A series of interesting recent articles makes you think whether it will be worth in the future to pay big money for good lenses — given the fact that digital imaging is more and more about in-camera algorithms and post-processing. A digital image is nothing but a numeric, normally binary representation and therefore interpretation. Yes, each lens has a unique character. But technology is advancing rapidly. Take a software being developed by a research project called High-Quality Computational Imaging Through Simple Lenses at the University of British Columbia; a project that’s able to turn technically crappy images into high quality.
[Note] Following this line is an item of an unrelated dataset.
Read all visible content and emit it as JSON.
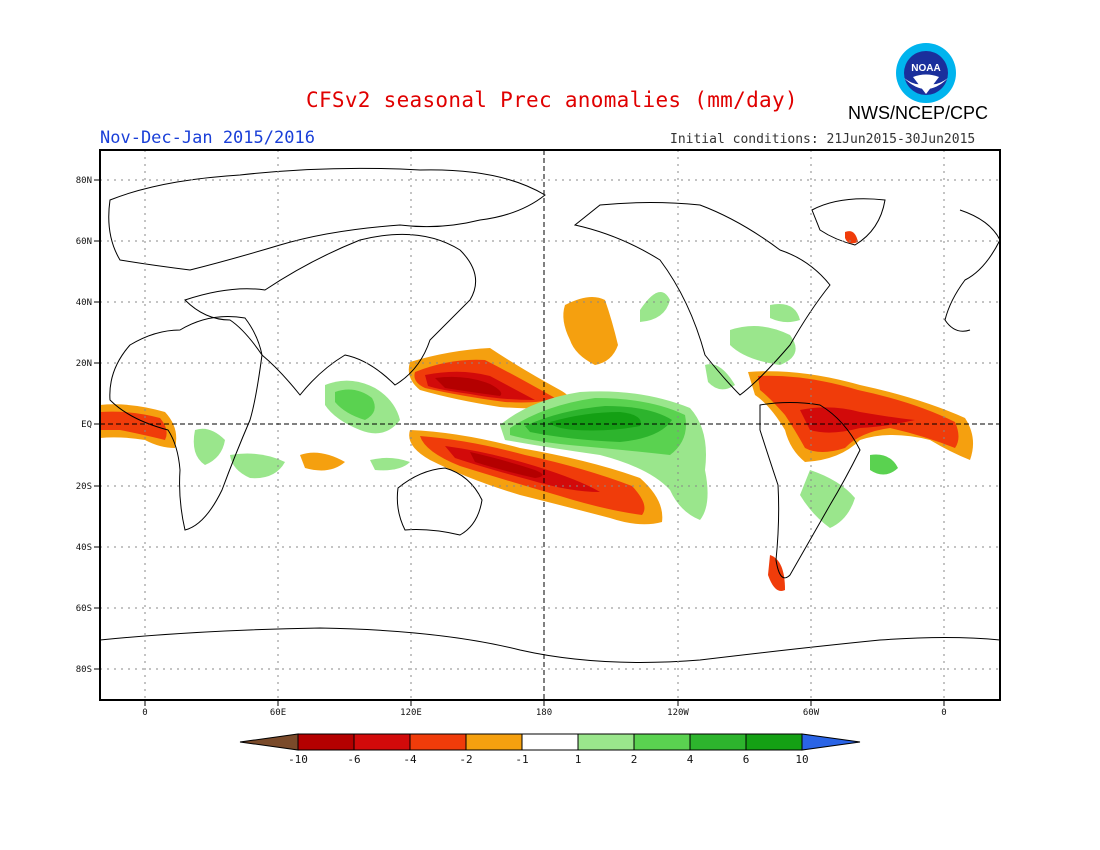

Meaning: they use a cheapo lens for high-end results.There is no denying the digital imaging trend is pointing into exactly this direction: less and less dependance on physics and optical glass, more and more reliance on processing algorithms that correct blur, distortion and aberration — and might add a special three-dimensional bokeh or even that legendary ethereal Leica quality…
Good lenses are complex, expensive, large and difficult to manufacture and maintain. Now this project suggests to replace complex optics by simple lens elements plus a set of computational photography techniques to compensate for the quality deficiencies.
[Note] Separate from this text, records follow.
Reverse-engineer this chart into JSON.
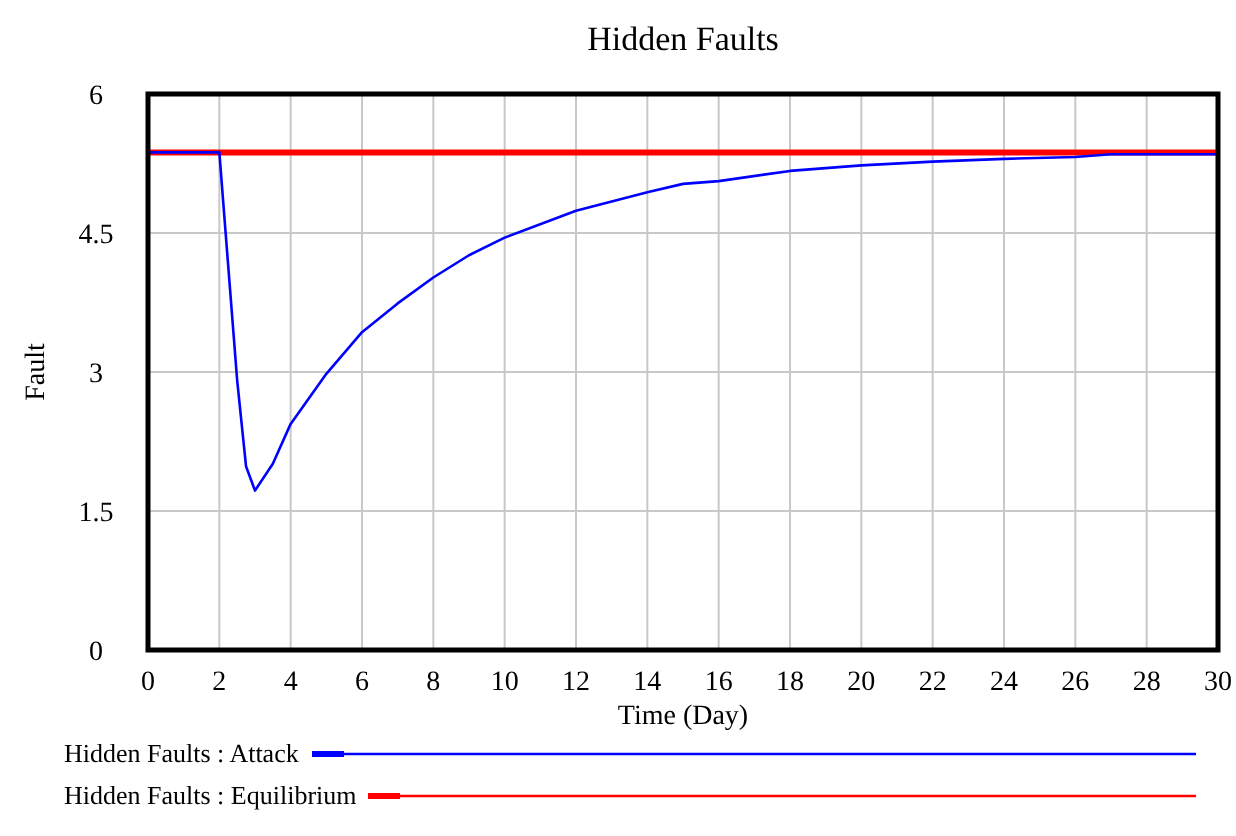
{
  "chart_data": {
    "type": "line",
    "title": "Hidden Faults",
    "xlabel": "Time (Day)",
    "ylabel": "Fault",
    "xlim": [
      0,
      30
    ],
    "ylim": [
      0,
      6
    ],
    "xticks": [
      0,
      2,
      4,
      6,
      8,
      10,
      12,
      14,
      16,
      18,
      20,
      22,
      24,
      26,
      28,
      30
    ],
    "yticks": [
      0,
      1.5,
      3,
      4.5,
      6
    ],
    "grid": true,
    "legend": "bottom",
    "marker": "none",
    "line_style": "solid",
    "series": [
      {
        "name": "Hidden Faults : Attack",
        "color": "#0000ff",
        "x": [
          0,
          2,
          2.5,
          2.75,
          3,
          3.5,
          4,
          5,
          6,
          7,
          8,
          9,
          10,
          12,
          14,
          15,
          16,
          18,
          20,
          22,
          24,
          26,
          27,
          30
        ],
        "values": [
          5.37,
          5.37,
          2.91,
          1.98,
          1.72,
          2.01,
          2.44,
          2.98,
          3.43,
          3.74,
          4.02,
          4.26,
          4.45,
          4.74,
          4.94,
          5.03,
          5.06,
          5.17,
          5.23,
          5.27,
          5.3,
          5.32,
          5.35,
          5.35
        ]
      },
      {
        "name": "Hidden Faults : Equilibrium",
        "color": "#ff0000",
        "x": [
          0,
          30
        ],
        "values": [
          5.37,
          5.37
        ]
      }
    ]
  }
}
Naturally, such an approach is much cheaper and lenses are much smaller and lighter.
Have a look at some comparison samples here. A cheap single planoconvex lens was used at F4.5 — move your cursor over the image to see the difference.
More in this project video:
Promising start. Geek talk for now. The technique won’t be ready for the market for some time to come. Because they calibrate the cheap lens using a test pattern to estimate the point source functions (PSFs) for the lens, which is a measure of how a point is distorted/blurred by the lens.
They use this understanding to try and reconstruct the photo that would have been taken if not for the softness (spherical distortion) of the lens. This is unlike a normal sharpening filter, which just applies a convolution to try and emphasize areas of contrast, not recover the original image.
There are some limitations of this approach — the biggest one being that the technique now only accommodates for PSFs of objects taken at a specific distance from the sensor, which can lead to reconstruction errors/image artifacts. PSFs are different for objects nearer or closer to the camera than whatever range the lens was calibrated for.
And the system runs into issues if the aperture gets any more open than F2 because the blur kernels get too large.
What this means for the future of camera optics? Advancing technology will enable camera makers to alter formerly unshakable physical and optical parameters, allowing them to build smaller, lighter and faster lenses.